The Nepal Association of Foreign Employment Agencies (NAFEA) is set to establish a welfare fund for workers within the next month. The fund will be raised from overseas employment agencies on the basis of the number of workers they send abroad.
 
Envisioned as an approach to burnish its ‘tainted’ image and honour the contribution made by migrant workers, the association aims to use the fund for the common good of workers. The fund will be primarily used in the core area of workers’ welfare such as compensating the dead, injured and those losing jobs. 
 
The fund will also be used as financial assistance to the families of the deceased, scholarships to their children and in constructing schools. The association hopes to establish training centres for workers. At times of critical need, the fund will be lent to employment agencies free of interest.
 
NAFEA representatives said that the fund will be similar to the Migrant Workers’ Welfare Fund managed by the Foreign Employment Promotion Board (FEPB). “But we hope to use this fund more extensively. It will be a milestone in our relationship with workers and society,” said NAFEA Chairman Bal Bahadur Tamang. “We are discussing the amount that agencies will need to contribute to the fund,” he said.
 
A committee led by NAFEA Secretary Kumud Khanal has been formed to do the homework.

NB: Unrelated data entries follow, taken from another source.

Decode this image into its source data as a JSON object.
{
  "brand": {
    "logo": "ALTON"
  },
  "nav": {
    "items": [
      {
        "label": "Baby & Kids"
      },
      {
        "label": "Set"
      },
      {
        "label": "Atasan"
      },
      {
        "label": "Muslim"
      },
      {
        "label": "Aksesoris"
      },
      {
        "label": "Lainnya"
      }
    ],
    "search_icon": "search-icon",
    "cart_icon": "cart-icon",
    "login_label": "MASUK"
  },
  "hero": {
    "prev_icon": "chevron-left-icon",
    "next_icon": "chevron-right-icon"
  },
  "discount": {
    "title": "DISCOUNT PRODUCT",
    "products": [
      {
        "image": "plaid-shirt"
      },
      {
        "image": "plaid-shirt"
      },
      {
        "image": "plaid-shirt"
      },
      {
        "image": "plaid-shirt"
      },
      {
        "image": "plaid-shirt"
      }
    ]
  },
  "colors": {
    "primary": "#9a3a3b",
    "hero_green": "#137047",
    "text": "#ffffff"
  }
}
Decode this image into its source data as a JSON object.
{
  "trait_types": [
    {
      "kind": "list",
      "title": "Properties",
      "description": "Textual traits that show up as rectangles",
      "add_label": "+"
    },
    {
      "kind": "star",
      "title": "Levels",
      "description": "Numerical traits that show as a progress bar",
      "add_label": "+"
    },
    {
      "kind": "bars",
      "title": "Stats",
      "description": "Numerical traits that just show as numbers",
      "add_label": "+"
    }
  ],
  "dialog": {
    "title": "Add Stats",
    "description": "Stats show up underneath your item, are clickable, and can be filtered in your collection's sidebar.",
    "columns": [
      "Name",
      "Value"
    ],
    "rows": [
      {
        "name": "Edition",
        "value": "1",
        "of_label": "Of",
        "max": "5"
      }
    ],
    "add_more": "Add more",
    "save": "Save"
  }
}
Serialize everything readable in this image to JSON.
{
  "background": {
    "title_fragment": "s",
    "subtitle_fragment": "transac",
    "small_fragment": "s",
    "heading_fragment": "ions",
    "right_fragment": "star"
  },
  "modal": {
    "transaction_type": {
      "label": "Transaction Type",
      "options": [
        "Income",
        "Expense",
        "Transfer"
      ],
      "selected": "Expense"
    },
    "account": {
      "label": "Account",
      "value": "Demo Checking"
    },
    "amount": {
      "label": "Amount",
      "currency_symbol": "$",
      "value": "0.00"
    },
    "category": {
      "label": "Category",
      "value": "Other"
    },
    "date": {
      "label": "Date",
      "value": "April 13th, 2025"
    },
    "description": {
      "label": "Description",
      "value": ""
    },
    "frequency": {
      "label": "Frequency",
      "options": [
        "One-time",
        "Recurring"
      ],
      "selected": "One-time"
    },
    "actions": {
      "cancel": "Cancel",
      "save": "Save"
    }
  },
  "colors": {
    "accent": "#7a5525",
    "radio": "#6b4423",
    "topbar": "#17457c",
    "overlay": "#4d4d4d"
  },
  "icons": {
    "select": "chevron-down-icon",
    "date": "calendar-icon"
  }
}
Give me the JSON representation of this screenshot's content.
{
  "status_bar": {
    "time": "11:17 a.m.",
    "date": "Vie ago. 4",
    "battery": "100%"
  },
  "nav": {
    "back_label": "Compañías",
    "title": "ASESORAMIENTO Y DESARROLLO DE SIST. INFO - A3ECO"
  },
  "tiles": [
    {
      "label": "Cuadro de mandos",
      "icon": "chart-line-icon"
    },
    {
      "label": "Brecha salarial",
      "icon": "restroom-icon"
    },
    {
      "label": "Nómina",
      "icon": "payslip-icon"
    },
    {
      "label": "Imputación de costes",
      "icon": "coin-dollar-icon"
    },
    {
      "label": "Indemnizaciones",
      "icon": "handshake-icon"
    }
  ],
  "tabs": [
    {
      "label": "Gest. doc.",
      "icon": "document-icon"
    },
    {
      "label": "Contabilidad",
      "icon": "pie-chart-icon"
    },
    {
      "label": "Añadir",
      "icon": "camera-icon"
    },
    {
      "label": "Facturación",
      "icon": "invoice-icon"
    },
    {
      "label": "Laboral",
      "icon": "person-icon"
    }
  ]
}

As per the plan, an agency may contribute Rs 200 to Rs 1,000 per worker.
 
However, experts doubt the fund will really help workers. “We should praise the NAFEA if it had set up the fund on its own but collecting money from aspiring workers by increasing the service cost is unfortunate,” said foreign employment expert Ganesh Gurung. He observed that every new member in the association comes up with a novel idea and but never delivers on it.
 
Notwithstanding its earlier commitment to honour migrant workers by establishing a welfare fund, the government too has been collecting levies from the workers. Currently, there is Rs 1.35 billion in the migrant workers’ fund but few works have been undertaken, despite collecting Rs 1,000 from each worker. 
 
The Department of Foreign Employment informed that recruitment agencies sent a total of 264,786 migrant workers last fiscal year.